The other day I was speaking to my mum as we watched a movie and she told me that in my tribe, Luo, when a wife was bereaved, her head was shaved clean as the mourning began. Same to her children.
It shocked me until I began to question and make sense of it.
Why would my people want to shave all the hair on my head if my husband died. Why?
Wouldn’t it be obvious that I am bereaved, by looking at my heart-ached eyes? Or my sad demeanor?
Maybe the shaving of my head would be a way of communicating to all about my misfortune?
Maybe the whole community is meant to share in the mourning and the shaving of my head is the best indicator there is to make it known.
When I think of it like that, I start to understand a lot of things.
Old customs were mainly about community engagement and togetherness.
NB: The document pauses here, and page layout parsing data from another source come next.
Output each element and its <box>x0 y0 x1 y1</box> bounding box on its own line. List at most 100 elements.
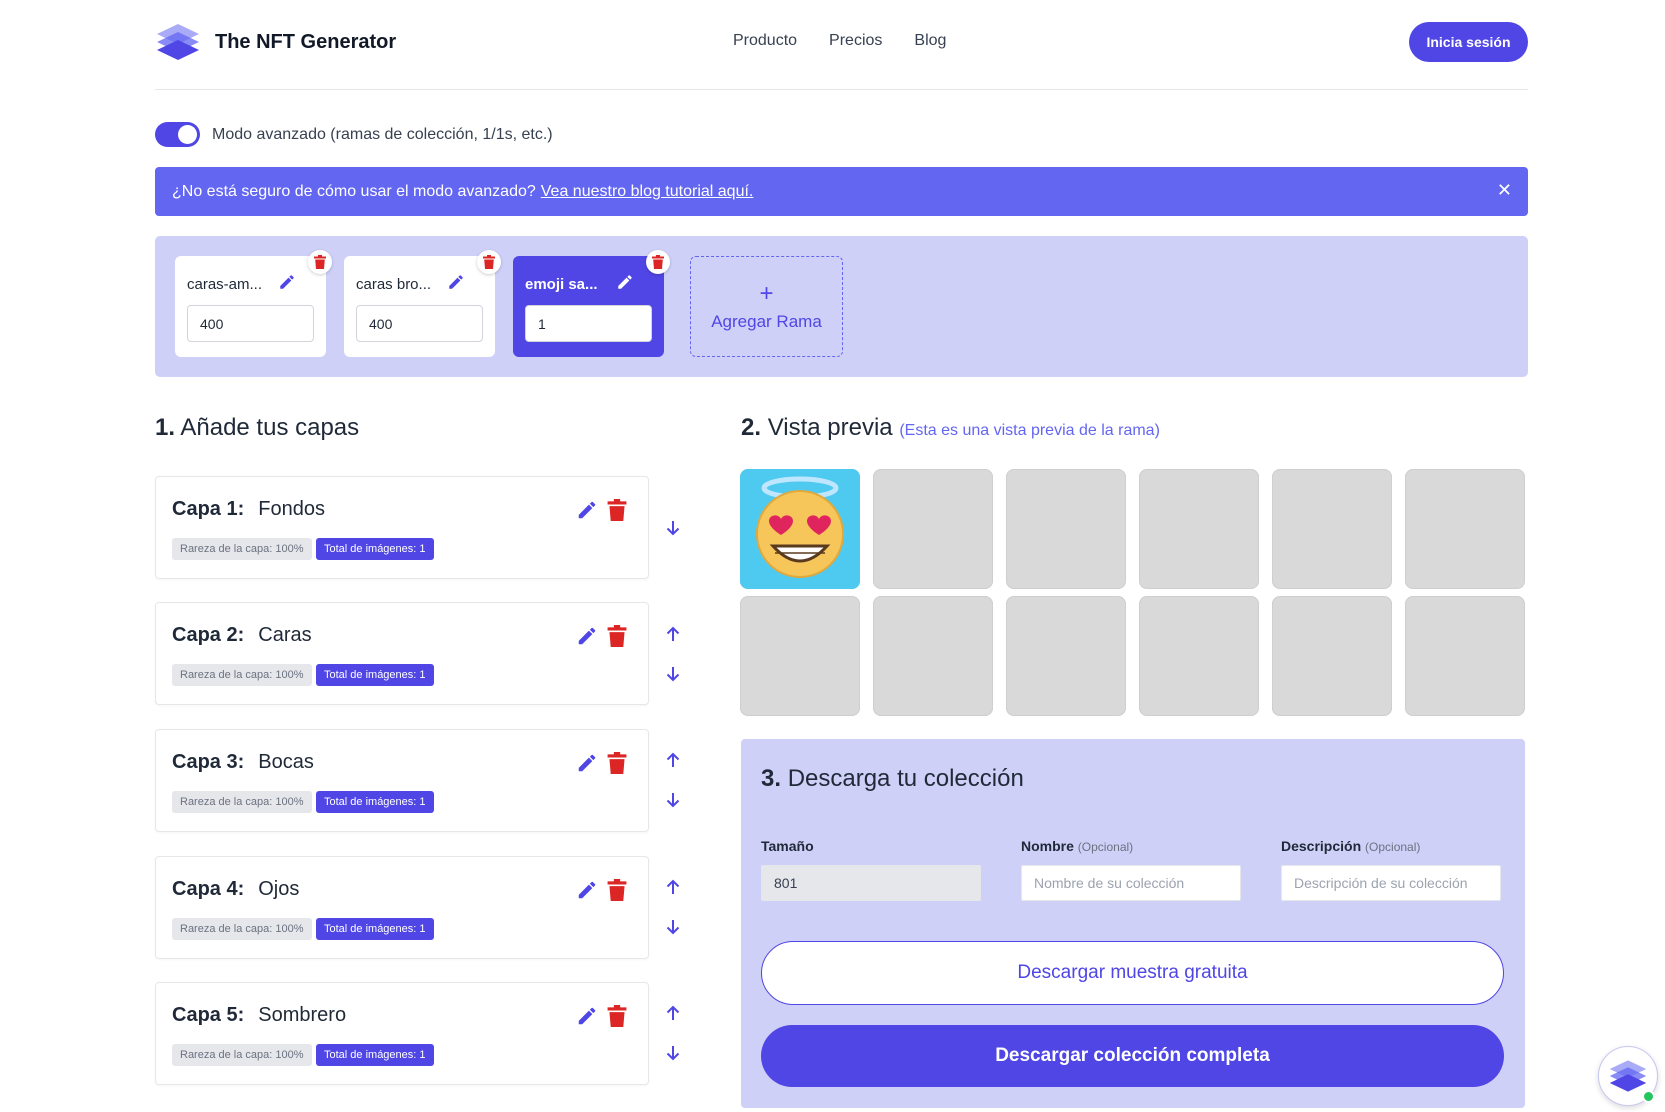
layer-name: Sombrero <box>258 1004 347 1026</box>
layer-label: Capa 1: Fondos <box>172 498 325 520</box>
arrow-down-icon[interactable] <box>663 518 683 538</box>
collection-name-field[interactable] <box>1021 865 1241 901</box>
layer-name: Fondos <box>258 498 325 520</box>
arrow-down-icon[interactable] <box>663 1043 683 1063</box>
description-label: Descripción (Opcional) <box>1281 838 1421 854</box>
arrow-up-icon[interactable] <box>663 877 683 897</box>
rarity-badge: Rareza de la capa: 100% <box>172 538 312 560</box>
nav-precios[interactable]: Precios <box>829 32 882 50</box>
trash-icon[interactable] <box>607 879 627 901</box>
layer-name: Ojos <box>258 878 300 900</box>
name-label: Nombre (Opcional) <box>1021 838 1134 854</box>
delete-branch-button[interactable] <box>477 250 501 274</box>
collection-description-field[interactable] <box>1281 865 1501 901</box>
section-title-text: Vista previa <box>767 414 893 441</box>
download-panel: 3. Descarga tu colección Tamaño Nombre (… <box>741 739 1525 1108</box>
section-number: 1. <box>155 414 176 441</box>
advanced-mode-toggle[interactable] <box>155 122 200 147</box>
info-banner: ¿No está seguro de cómo usar el modo ava… <box>155 167 1528 216</box>
preview-tile-empty <box>873 596 993 716</box>
add-branch-label: Agregar Rama <box>711 311 822 331</box>
branch-card-active[interactable]: emoji sa... <box>513 250 670 357</box>
advanced-mode-row: Modo avanzado (ramas de colección, 1/1s,… <box>155 122 553 147</box>
branch-count-input[interactable] <box>187 305 314 342</box>
banner-text: ¿No está seguro de cómo usar el modo ava… <box>172 182 536 200</box>
branch-card[interactable]: caras-am... <box>175 250 332 357</box>
download-sample-button[interactable]: Descargar muestra gratuita <box>761 941 1504 1005</box>
brand-logo[interactable]: The NFT Generator <box>155 22 396 62</box>
trash-icon[interactable] <box>607 499 627 521</box>
branch-name: caras bro... <box>356 276 432 293</box>
download-full-collection-button[interactable]: Descargar colección completa <box>761 1025 1504 1087</box>
emoji-halo-heart-eyes-icon <box>740 469 860 589</box>
optional-hint: (Opcional) <box>1077 840 1134 854</box>
branches-panel: caras-am... caras bro... emoji sa... + A… <box>155 236 1528 377</box>
trash-icon[interactable] <box>607 752 627 774</box>
layer-card: Capa 5: Sombrero Rareza de la capa: 100% … <box>155 982 649 1085</box>
total-images-badge: Total de imágenes: 1 <box>316 918 434 940</box>
add-branch-button[interactable]: + Agregar Rama <box>690 256 843 357</box>
nav-blog[interactable]: Blog <box>914 32 946 50</box>
pencil-icon[interactable] <box>576 625 598 647</box>
delete-branch-button[interactable] <box>646 250 670 274</box>
total-images-badge: Total de imágenes: 1 <box>316 791 434 813</box>
layer-label: Capa 5: Sombrero <box>172 1004 347 1026</box>
rarity-badge: Rareza de la capa: 100% <box>172 1044 312 1066</box>
branch-card[interactable]: caras bro... <box>344 250 501 357</box>
arrow-up-icon[interactable] <box>663 624 683 644</box>
arrow-down-icon[interactable] <box>663 917 683 937</box>
banner-tutorial-link[interactable]: Vea nuestro blog tutorial aquí. <box>541 183 754 201</box>
login-button[interactable]: Inicia sesión <box>1409 22 1528 62</box>
size-field <box>761 865 981 901</box>
trash-icon[interactable] <box>607 625 627 647</box>
preview-tile-empty <box>1405 469 1525 589</box>
pencil-icon[interactable] <box>278 273 296 291</box>
chat-widget-button[interactable] <box>1598 1046 1658 1106</box>
branch-count-input[interactable] <box>356 305 483 342</box>
preview-tile-empty <box>1272 596 1392 716</box>
layer-name: Caras <box>258 624 312 646</box>
pencil-icon[interactable] <box>447 273 465 291</box>
section-number: 2. <box>741 414 762 441</box>
branch-count-input[interactable] <box>525 305 652 342</box>
branch-name: emoji sa... <box>525 276 598 293</box>
top-header: The NFT Generator Producto Precios Blog … <box>155 0 1528 90</box>
section-number: 3. <box>761 765 782 792</box>
brand-name: The NFT Generator <box>215 30 397 53</box>
layer-card: Capa 3: Bocas Rareza de la capa: 100% Tot… <box>155 729 649 832</box>
pencil-icon[interactable] <box>576 879 598 901</box>
pencil-icon[interactable] <box>616 273 634 291</box>
pencil-icon[interactable] <box>576 752 598 774</box>
preview-tile-empty <box>1272 469 1392 589</box>
layer-label: Capa 2: Caras <box>172 624 312 646</box>
main-nav: Producto Precios Blog <box>733 32 946 50</box>
preview-tile-empty <box>1139 469 1259 589</box>
preview-tile[interactable] <box>740 469 860 589</box>
total-images-badge: Total de imágenes: 1 <box>316 1044 434 1066</box>
nav-producto[interactable]: Producto <box>733 32 797 50</box>
layers-logo-icon <box>157 24 199 60</box>
total-images-badge: Total de imágenes: 1 <box>316 664 434 686</box>
close-icon[interactable]: ✕ <box>1497 180 1512 200</box>
preview-tile-empty <box>1006 469 1126 589</box>
section-title-text: Descarga tu colección <box>787 765 1024 792</box>
trash-icon <box>314 255 326 269</box>
preview-tile-empty <box>1405 596 1525 716</box>
arrow-down-icon[interactable] <box>663 790 683 810</box>
preview-tile-empty <box>1006 596 1126 716</box>
advanced-mode-label: Modo avanzado (ramas de colección, 1/1s,… <box>212 125 553 143</box>
trash-icon[interactable] <box>607 1005 627 1027</box>
arrow-up-icon[interactable] <box>663 1003 683 1023</box>
pencil-icon[interactable] <box>576 1005 598 1027</box>
rarity-badge: Rareza de la capa: 100% <box>172 664 312 686</box>
size-label: Tamaño <box>761 838 814 854</box>
layers-logo-icon <box>1609 1060 1647 1092</box>
pencil-icon[interactable] <box>576 499 598 521</box>
delete-branch-button[interactable] <box>308 250 332 274</box>
total-images-badge: Total de imágenes: 1 <box>316 538 434 560</box>
section-title-text: Añade tus capas <box>180 414 360 441</box>
arrow-down-icon[interactable] <box>663 664 683 684</box>
toggle-knob <box>178 125 197 144</box>
online-status-dot <box>1642 1090 1655 1103</box>
arrow-up-icon[interactable] <box>663 750 683 770</box>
Each joy and sorrow was shared in the community.
I think of things today.
Any sort of community engagement seems more like a crime: privacy infringement rather than open assistance.
We are loosing a lot of our culture in Kenya.
It is almost as though every passing year chips away bits of the little that is left.
‘My family is mine, you deal with yours’- That’s the mentality.
I tend to wonder if I would be happier in the old customs where everyone would know and help with my problem(s).
I love the balance and personal peace gotten from solving problems inside the boundaries of my head…..but sometimes, I wish I could shave my hair and let others step into this head of mine.